In article <[email protected]>, Andy Davidson <[email protected]> writes


Tunnels all over the place seems like the only way it'd even be halfway practical. It's more-or-less how phone number portability works anyway, from what (little) I know.
I don't know about the USA, but in the UK it's done with something similar to DNS. The telephone system looks up the first N digits of the number to determine the operator it was first issued to. And places a query to them. That either causes the call to be accepted and routed, or they get an answer back saying "sorry, that number has been ported to operator FOO-TEL, go ask them instead".

Not quite, the simplistic overview is that operators have an obligation to offer porting wherever practical, so operate ports on a accept-then-forward principal. If I port my number from CarrierA to CarrierB, then my calls still pass through A's switch, who transits the call to B without charging the end user.


For the benefit of completeness, the regulator has mandated that this situation must change, as CarrierB's inward-port customers are not protected from the technical or commercial failure of CarrierA. The industry [www.ukporting.com] has responded and is building a framework to support all-call-query style lookups to handle number ports.

Apologies, I should have made it clear that I was following up the remark about cellphone number portability. Described in 2002 (at the beginning of the discussion about migrating to the new system that's currently still being built):


"To deliver a call a routing enquiry is made to a Home Location Register (HLR) to determine where the subscriber is located and to obtain a routing number.
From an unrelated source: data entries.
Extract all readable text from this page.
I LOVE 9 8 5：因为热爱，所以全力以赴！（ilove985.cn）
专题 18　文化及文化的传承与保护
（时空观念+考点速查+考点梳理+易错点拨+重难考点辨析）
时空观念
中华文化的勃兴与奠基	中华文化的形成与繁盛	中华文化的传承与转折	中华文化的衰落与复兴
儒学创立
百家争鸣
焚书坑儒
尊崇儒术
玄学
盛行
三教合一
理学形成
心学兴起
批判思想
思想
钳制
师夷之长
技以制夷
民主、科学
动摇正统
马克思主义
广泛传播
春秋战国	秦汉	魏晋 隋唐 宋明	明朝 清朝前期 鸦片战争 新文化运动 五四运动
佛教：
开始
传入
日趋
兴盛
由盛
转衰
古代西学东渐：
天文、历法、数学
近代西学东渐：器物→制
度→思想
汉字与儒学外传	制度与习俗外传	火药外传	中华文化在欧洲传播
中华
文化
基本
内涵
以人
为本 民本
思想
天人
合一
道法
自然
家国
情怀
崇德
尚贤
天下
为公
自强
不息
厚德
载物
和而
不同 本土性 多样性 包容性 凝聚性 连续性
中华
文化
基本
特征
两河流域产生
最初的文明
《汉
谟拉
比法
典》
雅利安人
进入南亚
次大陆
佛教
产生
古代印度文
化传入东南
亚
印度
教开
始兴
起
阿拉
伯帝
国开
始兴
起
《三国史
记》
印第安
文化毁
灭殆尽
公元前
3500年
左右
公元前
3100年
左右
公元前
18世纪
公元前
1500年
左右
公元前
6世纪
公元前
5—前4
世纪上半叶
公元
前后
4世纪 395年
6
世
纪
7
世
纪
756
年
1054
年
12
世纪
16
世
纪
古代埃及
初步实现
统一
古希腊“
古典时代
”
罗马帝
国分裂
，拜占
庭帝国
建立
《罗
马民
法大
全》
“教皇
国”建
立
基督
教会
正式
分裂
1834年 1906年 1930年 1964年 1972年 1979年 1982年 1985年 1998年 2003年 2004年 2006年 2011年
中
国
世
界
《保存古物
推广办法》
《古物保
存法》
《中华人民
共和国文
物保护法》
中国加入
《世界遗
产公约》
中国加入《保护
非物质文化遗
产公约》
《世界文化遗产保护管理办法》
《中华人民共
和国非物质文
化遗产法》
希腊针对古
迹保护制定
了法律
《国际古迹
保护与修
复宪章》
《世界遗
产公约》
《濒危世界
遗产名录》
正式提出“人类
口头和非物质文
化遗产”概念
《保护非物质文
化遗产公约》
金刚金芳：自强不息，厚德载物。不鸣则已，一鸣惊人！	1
The solution for mobile number portability, known as the Signalling Relay Function (SRF), is that the donor network sends the routing enquiry signal addressed to a ported number to the appropriate recipient network for treatment. In this way the recipient network can provide the routing number to complete the call."

Although that is also apparently known as "onward routing", even though the subsequent call traffic isn't routed onwards.